= Addiction Research Center =

The Addiction Research Center (ARC) is a center of addiction research that was founded in 1935. It was originally based in Lexington, Kentucky, United States, housed on the rural campus of the US Public Health Service Hospital. The ARC shared the campus with the Federal Bureau of Prisons; subjects ("volunteers") for the human experimental research were drawn from a pool of felons convicted of drug charges. Dr Harris Isbell was the Director of Research from 1945 until 1963. The ARC became part of the National Institute on Drug Abuse in 1974. The ARC clinical research unit and basic science unit were relocated to Baltimore, Maryland in 1979 and 1984, respectively.

Research at the ARC is well-documented in two books published in 1978, both of which are available on-line: a book of conference proceedings, and an annotated bibliography.

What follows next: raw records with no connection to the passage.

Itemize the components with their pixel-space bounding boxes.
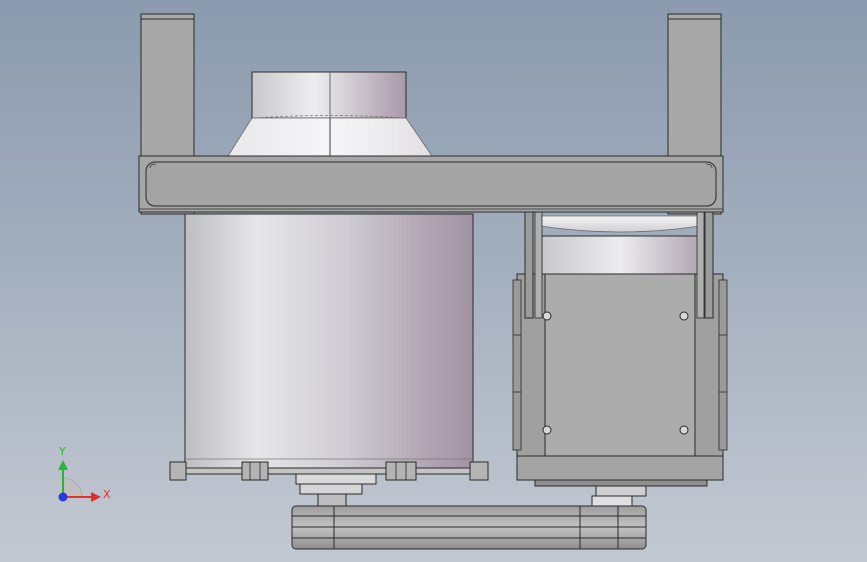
assembly-drawing: X Y (58, 13, 728, 550)
x-axis-label: X (103, 488, 111, 501)
drive-belt (291, 505, 647, 550)
motor-top-cap (539, 215, 701, 275)
y-axis-arrowhead (58, 460, 68, 470)
right-pulley-hub (591, 485, 647, 507)
y-axis-label: Y (58, 445, 66, 458)
cad-viewport[interactable]: X Y (0, 0, 867, 562)
coordinate-triad: X Y (58, 445, 111, 502)
main-housing-cylinder (184, 213, 474, 475)
top-cap-cylinder (251, 71, 407, 119)
left-spindle-hub (299, 483, 363, 507)
motor-base-plate (516, 455, 724, 487)
z-axis-dot (58, 492, 68, 502)
x-axis-arrowhead (91, 492, 101, 502)
top-crossbar (138, 155, 724, 213)
cone-transition (227, 115, 433, 157)
motor-housing-box (512, 273, 728, 457)
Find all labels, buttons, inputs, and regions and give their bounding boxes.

== Involvement in Project MK-Ultra ==
During the 1950s and 1960s, the Central Intelligence Agency funded several research projects at the ARC under the MKUltra program. These studies aimed to explore the potential of psychoactive substances for interrogation and mind control purposes. Inmates, often from marginalized groups, were administered LSD and other drugs without informed consent, leading to significant ethical concerns. Sidney Gottlieb, a chemist and spymaster, was the head of the CIA's MKUltra program from 1953 to 1973. He was instrumental in overseeing experiments at the Addiction Research Center (ARC) in Lexington, Kentucky. The ARC while under the leadership of Dr. Harris Isbell, allowed these experiments to continue uncontested, which brought about several lawsuits from victims of the experiments.